Nordex has reported a drop in earnings before taxes, interest, depreciation and amortisation (EBITDA) to €53m in in 2021, compared with €94m in 2020, due to high raw materials and shipping costs.
At 1%, the EBITDA margin reached the expected level but was below the previous year’s figure of 2%, with the turbine maker unable to improve its margins as originally planned in 2021 due to higher costs.
Consolidated sales rose by 17% to €5.4bn in 2021 and Nordex “markedly increased” its installations in 2021 to reach 1619 of turbines, with an output of 6.7GW, compared with 1533, with an output of 5.5GW, in 2020.
Sales in the Projects segment rose by 18.2% to €4.9bn, while sales in the Service segment grew by 6.9% to €468m.
The order book in the Service segment increased by 7.7% to €3bn, while the order book in the Projects segment “expanded considerably” to €6.2bn.
Nordex reported an order book and a book-to-bill ratio of 1.14 (2020: 1.00) in 2021.
Nordex Group CEO Jose Luis Blanco said: “Our order book of more than €9bn and high installation figures underline the attractiveness of our product portfolio and our execution capabilities amid challenging conditions.

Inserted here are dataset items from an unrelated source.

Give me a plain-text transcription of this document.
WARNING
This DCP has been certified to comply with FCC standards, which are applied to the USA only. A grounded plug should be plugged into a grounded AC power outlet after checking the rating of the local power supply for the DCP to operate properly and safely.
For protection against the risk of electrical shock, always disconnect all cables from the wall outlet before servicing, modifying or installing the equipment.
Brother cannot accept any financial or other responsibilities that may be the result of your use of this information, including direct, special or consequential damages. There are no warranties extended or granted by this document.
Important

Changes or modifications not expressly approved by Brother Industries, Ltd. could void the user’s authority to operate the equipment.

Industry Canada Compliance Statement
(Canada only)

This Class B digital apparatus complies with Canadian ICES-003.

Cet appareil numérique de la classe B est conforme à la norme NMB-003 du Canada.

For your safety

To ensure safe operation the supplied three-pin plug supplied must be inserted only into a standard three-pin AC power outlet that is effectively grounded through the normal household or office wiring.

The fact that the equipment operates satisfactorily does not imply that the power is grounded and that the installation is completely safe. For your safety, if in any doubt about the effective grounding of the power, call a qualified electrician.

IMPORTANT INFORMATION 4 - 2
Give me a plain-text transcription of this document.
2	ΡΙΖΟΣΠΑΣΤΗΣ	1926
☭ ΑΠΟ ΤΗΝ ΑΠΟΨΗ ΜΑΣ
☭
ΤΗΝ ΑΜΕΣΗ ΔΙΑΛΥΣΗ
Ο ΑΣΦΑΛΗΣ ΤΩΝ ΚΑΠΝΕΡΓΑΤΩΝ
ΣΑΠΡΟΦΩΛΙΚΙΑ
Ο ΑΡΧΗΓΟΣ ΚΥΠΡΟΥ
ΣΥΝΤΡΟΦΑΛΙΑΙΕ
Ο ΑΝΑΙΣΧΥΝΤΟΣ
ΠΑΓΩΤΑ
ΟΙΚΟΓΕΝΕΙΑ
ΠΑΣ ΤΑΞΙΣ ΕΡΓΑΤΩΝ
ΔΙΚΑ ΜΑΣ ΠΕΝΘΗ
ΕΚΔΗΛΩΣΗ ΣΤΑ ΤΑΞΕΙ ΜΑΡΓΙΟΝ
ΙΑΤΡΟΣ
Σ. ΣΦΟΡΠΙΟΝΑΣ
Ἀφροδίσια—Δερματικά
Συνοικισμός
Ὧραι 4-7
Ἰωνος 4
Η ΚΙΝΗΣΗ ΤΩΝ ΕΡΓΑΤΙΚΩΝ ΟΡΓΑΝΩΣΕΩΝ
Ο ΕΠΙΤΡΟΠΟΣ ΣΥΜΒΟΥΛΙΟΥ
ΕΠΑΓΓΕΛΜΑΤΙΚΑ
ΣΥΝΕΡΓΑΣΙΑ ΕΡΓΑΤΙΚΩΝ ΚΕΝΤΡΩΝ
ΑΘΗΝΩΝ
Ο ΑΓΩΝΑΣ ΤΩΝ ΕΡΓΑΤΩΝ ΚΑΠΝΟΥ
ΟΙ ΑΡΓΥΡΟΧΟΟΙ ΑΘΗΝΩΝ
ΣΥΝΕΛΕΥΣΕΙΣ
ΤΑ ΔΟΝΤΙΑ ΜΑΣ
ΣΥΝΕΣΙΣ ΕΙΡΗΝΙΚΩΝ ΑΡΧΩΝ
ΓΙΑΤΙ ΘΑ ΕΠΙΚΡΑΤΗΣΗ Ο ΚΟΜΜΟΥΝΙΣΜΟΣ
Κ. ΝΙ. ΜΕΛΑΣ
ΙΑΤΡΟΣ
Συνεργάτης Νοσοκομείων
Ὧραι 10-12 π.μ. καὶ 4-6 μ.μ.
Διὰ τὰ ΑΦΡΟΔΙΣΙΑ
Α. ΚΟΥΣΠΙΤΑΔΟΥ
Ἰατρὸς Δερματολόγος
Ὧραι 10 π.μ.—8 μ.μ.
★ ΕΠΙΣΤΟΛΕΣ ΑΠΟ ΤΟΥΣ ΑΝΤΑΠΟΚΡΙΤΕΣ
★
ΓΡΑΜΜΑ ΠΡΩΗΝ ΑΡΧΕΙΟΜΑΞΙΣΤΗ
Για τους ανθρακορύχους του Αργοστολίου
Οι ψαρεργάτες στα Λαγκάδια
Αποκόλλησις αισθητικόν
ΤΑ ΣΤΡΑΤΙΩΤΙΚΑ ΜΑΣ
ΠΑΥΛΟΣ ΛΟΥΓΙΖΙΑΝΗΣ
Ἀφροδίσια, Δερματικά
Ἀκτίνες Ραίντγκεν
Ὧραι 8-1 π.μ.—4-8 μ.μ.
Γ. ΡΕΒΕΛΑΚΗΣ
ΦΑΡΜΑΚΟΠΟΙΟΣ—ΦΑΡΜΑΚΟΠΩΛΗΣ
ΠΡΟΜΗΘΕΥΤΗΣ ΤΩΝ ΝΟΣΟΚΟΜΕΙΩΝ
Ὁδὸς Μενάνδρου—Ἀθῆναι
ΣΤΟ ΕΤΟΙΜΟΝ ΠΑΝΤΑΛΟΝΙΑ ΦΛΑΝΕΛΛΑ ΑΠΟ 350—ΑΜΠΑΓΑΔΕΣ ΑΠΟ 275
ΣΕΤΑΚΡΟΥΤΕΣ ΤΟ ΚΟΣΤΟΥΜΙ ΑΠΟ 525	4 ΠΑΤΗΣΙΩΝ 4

“As a result, we are well positioned to take advantage of sustained momentum in the global wind energy market in the medium-term.
“However, in the short-term we face significant challenges due to the persistent pressure on costs.
“The war in Ukraine and the as-yet-unforeseeable indirect global consequences of this conflict are creating additional uncertainty.
“Nevertheless, we are confident that we will be able to steadily increase our margins and profitability.”